But I’m not going to write about any of that.
Instead, I’m going to write about Studface.
Last night, I stopped for wings and a beer before a parent-teacher conference, because all responsible parents should buzz themselves a little before meeting his daughter’s teachers. Sitting in the outside section of this restaurant were a group of young adults in their mid-20s. The woman at the end of the table was a punk harlequin. Her hair was a mishmash of blonde and pink. At least three-quarters of her visible flesh was distastefully bathed in tattoos. But the real game changer was her face.
Her face made her look like some first-run experiment by Skynet before they figured out how to perfect the human flesh and metallic interior. Her name could have been Bride of Pinhead.
In addition to one big honkin’ nose stud and some kind of bull ring in her septum, she had no fewer than -- and I’m not exaggerating -- 20 silver studs poking out of all corners of her face. She had so much metal on her facade that, had she been walking down the street on a sunny day, the reflection from her could have caused innumerable wrecks.
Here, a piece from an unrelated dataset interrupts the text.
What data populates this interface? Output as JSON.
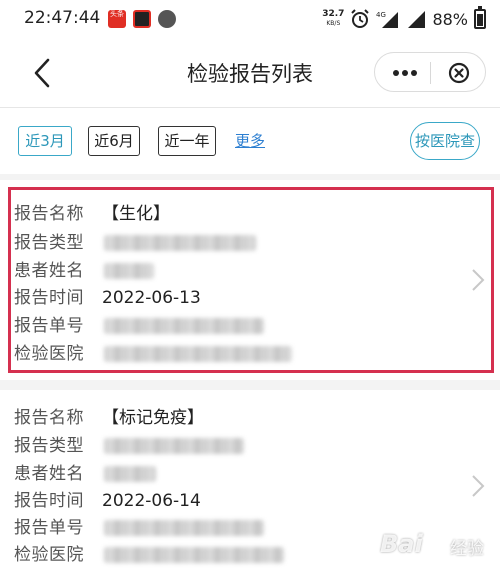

Everything we do, as human beings, is about communication. I believe this to my core. You don’t have to speak Sanskrit to know precisely what this woman was communicating to her human environment: F*** Conformity and F*** Normality.
I might not be the president of the conformity club, but I’m a member, and I pay my dues. I have the 2.4 children, the salaried job at an esteemed educational institution, the loyal devoted wife, the dogs, the long driveway, and the 2.9 Bibles on bookshelves throughout my house. Any attempts I make, with blogs and the like, to seem less than conformist are feeble and middling at best.
So, as I walked past her, I sort of squinted with a mix of disbelief and bemusement at her face, the same kind of look I would give any strange statement of postmodern art, living or inanimate. She saw me gawking and immediately shot back the look of “WTF are you looking at, loser?”
I don’t generally stare at people. It’s rude. No matter if it’s a gorgeous woman or a circus freak, I try my best not to be so blatant with my observations, especially when sober. So I sheepishly shrugged my shoulders and held up the “oops! no offense!” hands of defense while quickly heading inside.
As I got inside and sat down, the insta-guilt faded and I got annoyed.
What, exactly, about my reaction surprised this freakish museum piece? Her face, a face that could be robbed and sold at high cost for parts, was for all intents and purposes flipping me off. Her face was built to offend, to disturb, to bother. My indifference would surely be far more insulting than my disgust.
And that’s the disconnect I mull. I gave her precisely the reaction she should have wanted, the kind of response that should have made her smile, her having successfully penetrated the delicate sensibilities of a lemming. But instead she was offended.
I can't figure it. But I bet a Japanese person would have handled it better.